国王の生活は、すべてが儀式だ。もちろんそれは、女王でも変わらない。
朝目覚めてから、床に入るまですべてが、一挙手一投足儀式によって定められている。
―――アルビオン女王として即位してどれだけ経ったろう。
私的寝室でエステルはベッドに起き上がり、夜明け前の薄明かりの中、ぼんやりと数えていた。
公開用寝室に移動するまでは、まだもう少しだけ時間があった。王は公開用寝室で就寝の儀を終えた後、私的寝室に移りそこで眠りにつくのである。ここでの時間のみが、いまのエステルには誰にも邪魔されない貴重な自分のためだけの時間だった。
(半年……経っちゃった)
数えていた指をゆっくりと握りしめるエステル。もうそんなにも、Axのみんなと会っていない。―――ナイトロード神父とも。
即位してしばらくは、ばたばたと追われるように日々をこなしていた。
右も左も判らない小娘でしかなかった。女王としての毎日など想像もできなかったから、ふと目を転じる仕草にすら、気を遣った。
張り詰めていた日々を繰り返し、ようやくこうしたほんの僅かな時間に、自分自身を考えられるようになった。
エステルは、膝を抱え顔をうずめる。
猛烈に、心細さが押し寄せてくる。
―――逢いたい。
決して口にはできない想い。
女王として、国を統べる者として、おいそれと軽々しく口にはできない。一介の神父に逢いたいなどと、言えるわけがない。
それでも、気持ちは別だ。心は彼を求めている。
離れてようやく、彼への想いがはっきり形を現していた。
ナイトロード神父は何をしているのだろう? いまでもへらへらと冗談とも本気ともつかないやりとりをみんなとしているのだろうか。
アルビオンに残る道を選んだ自分を、まだ覚えてくれているだろうか?
それとも、もう自分ではない誰かを支援要員に選び、その者と――尼僧かもしれない――いつもともにいるのだろうか。

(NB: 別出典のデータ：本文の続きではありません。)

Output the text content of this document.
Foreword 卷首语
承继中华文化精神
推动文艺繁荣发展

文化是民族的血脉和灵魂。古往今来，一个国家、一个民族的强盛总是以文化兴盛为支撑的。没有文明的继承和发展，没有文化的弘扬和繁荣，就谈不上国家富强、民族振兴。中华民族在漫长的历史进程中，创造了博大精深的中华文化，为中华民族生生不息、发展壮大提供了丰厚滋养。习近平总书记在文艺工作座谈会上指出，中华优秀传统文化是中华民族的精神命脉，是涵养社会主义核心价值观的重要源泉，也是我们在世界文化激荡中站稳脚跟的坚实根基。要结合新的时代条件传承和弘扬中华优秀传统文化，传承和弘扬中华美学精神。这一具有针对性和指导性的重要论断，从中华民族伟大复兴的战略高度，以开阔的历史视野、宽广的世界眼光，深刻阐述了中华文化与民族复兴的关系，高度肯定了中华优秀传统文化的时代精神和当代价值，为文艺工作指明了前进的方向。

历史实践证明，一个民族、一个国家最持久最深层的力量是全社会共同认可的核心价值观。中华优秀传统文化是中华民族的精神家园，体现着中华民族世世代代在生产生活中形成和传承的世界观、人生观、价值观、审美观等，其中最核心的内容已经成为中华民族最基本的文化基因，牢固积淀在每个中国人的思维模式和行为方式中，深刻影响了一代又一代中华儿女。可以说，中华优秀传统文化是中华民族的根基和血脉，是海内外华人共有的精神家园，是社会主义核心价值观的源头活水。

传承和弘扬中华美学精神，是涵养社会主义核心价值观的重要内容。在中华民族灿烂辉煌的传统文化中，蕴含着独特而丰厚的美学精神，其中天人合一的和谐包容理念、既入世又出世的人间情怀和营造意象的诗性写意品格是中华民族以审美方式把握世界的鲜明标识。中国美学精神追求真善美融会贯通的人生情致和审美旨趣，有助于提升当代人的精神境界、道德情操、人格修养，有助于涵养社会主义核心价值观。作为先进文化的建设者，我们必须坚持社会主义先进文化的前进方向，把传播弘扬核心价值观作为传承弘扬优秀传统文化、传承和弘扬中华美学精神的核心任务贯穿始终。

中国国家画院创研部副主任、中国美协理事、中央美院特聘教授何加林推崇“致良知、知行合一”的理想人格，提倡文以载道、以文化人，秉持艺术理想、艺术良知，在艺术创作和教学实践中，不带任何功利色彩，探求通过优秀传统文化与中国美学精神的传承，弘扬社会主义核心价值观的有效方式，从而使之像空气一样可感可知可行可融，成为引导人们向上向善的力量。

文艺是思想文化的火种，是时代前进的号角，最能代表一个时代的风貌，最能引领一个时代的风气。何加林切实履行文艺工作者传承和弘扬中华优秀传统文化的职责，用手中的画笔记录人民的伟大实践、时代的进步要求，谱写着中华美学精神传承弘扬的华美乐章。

エステルの頭の中で、顔の判らない尼僧とともにいるアベルの姿が映し出される。アベルは尼僧に向かい微笑み、優しい眼差しを返していた。
エステルは打ち消すように頭を振る。
イヤだ。けれど、否定しきれない。
歯を食いしばり、エステルは自分の想像と戦った。
窓の向こうから、鳥のさえずりが聞こえてきた。
エステルは顔を上げる。天蓋からおりるカーテンごしにも、辺りの明るさがはっきりと見てとれる。
知らず、吐息がもれた。
もうすぐ、エステルを起こしにくる女官がやってくる。
ナイトロード神父のいない一日が、また始まる。
(だめよ)
エステルは、別れ際のアベルを思い出す。切なげにこちらを見つめるナイトロード神父。その表情は、決してエステルを永遠に手放すものではなかった。再び逢えることへの期待を預けられるような、彼の想いを垣間見た一瞬。
まっすぐにこちらを見つめるその眼差しが、いまのエステルを支えていた。
(弱気になっちゃ、だめ。神父さまに顔向けできない)
カーテンの向こうをじっと見つめ、エステルは自身を励ます。
逢えなくてつらい。引き裂かれるほど苦しい。
けれど、いつかは必ず逢える。―――無茶な願いと判っている。それでもそう願わずにはいられない。
扉の向こうに、気配を感じた。女官たちがやってくる。
エステルは強くまぶたを閉じた。
そして、ゆっくりと開ける。
そこに現れたラピスラズリの瞳は、もはやエステル・ブランシェのものではなく、アルビオン女王のものだった。
「陛下―――」
カーテンの向こうから静かに声がかけられる。
「起きています」
エステルの声に、うやうやしくカーテンが開かれた。眩しい光がエステルの顔に落ちた。
「おはようございます、陛下。今朝もご機嫌うるわしくお見受けいたします」
エステルは頷いた。儀式は、ここから始まるのだ―――。